Brown dwarf (BD) observations are usually reliant on atmospheric and evolutionary models to output a sufficient set of physical parameters (i.e. mass, radius, luminosity, temperature, age). This is because most observed BDs are isolated field objects, meaning only photometric observations are possible. Unlike most main sequence stars, there does not exist an extensive, empirically calibrated relationship between physical parameters for BDs. In fact, they are degenerate in certain regimes (e.g. mass and age), and these degeneracies are impossible to resolve using only photometric observations.
Fortunately, BD models are succesful in reproducing observational photometry and spectra for field objects. However, these models still lack an empirical calibration, meaning the underlying physical parameters they predict are not verified against direct measurements from observations. Such measurements are possible with BD eclipsing binary systems, where radial velocity, transit and eclipse techniques can be applied. A sufficient collection of such systems can become the foundation for an empirical calibration of BD parameters.
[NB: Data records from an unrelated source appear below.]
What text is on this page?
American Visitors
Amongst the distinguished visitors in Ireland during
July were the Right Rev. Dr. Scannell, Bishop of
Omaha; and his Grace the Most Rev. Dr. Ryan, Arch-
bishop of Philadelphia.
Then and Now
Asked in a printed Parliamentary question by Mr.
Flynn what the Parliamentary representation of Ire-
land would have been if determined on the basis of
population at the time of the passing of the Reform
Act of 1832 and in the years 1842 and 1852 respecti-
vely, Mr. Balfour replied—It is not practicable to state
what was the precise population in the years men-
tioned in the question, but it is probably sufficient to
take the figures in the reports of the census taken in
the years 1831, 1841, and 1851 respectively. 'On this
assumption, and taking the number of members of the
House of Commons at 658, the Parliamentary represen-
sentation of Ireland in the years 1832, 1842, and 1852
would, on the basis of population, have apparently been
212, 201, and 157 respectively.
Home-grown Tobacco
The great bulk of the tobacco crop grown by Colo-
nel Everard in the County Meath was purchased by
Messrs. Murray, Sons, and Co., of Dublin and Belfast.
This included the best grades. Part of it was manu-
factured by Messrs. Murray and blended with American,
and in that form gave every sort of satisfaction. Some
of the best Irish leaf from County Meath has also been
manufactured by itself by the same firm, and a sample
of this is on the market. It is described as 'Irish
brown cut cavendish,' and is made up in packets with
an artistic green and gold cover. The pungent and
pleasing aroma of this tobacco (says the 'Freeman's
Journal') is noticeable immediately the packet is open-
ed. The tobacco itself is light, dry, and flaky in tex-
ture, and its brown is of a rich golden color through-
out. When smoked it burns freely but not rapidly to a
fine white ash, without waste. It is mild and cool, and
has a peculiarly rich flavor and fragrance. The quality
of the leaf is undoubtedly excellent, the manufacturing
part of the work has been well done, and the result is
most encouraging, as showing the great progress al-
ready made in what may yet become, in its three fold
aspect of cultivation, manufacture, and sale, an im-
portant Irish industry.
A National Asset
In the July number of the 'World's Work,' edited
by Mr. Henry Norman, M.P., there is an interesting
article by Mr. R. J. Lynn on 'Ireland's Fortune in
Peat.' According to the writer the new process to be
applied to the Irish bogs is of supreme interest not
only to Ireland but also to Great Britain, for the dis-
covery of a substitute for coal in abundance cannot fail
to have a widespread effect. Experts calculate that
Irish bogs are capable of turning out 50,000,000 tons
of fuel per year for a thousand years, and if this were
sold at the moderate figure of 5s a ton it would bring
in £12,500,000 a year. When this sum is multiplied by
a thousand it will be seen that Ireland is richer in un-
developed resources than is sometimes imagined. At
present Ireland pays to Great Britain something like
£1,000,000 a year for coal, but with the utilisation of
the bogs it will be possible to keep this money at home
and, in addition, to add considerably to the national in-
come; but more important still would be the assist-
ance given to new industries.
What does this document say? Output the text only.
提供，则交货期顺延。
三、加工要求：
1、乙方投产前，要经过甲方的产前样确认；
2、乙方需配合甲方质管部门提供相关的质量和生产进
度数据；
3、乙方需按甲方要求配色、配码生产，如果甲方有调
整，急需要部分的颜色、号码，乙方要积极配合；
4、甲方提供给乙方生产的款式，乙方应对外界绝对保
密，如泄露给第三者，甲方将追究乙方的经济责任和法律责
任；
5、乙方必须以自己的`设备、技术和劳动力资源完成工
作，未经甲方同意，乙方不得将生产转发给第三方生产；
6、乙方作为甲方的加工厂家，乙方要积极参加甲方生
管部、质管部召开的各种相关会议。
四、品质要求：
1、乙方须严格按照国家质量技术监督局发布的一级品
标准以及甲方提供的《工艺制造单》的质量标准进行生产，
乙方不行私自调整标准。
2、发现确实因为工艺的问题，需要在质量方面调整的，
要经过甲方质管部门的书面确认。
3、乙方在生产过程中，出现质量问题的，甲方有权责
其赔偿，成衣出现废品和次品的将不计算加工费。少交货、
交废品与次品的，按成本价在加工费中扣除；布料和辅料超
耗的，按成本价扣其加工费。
One of the most promising systems is LHS 6343, where a BD (member C) orbits the primary member (A) of an M-dwarf binary. Existing research has directly measured the BD's mass and radius. This talk will go over my master's project to obtain the remaining measurables (temperature, luminosity) and compare this suite of directly obtained physical parameters to what BD models predict given the emission spectrum of LHS 6343 C.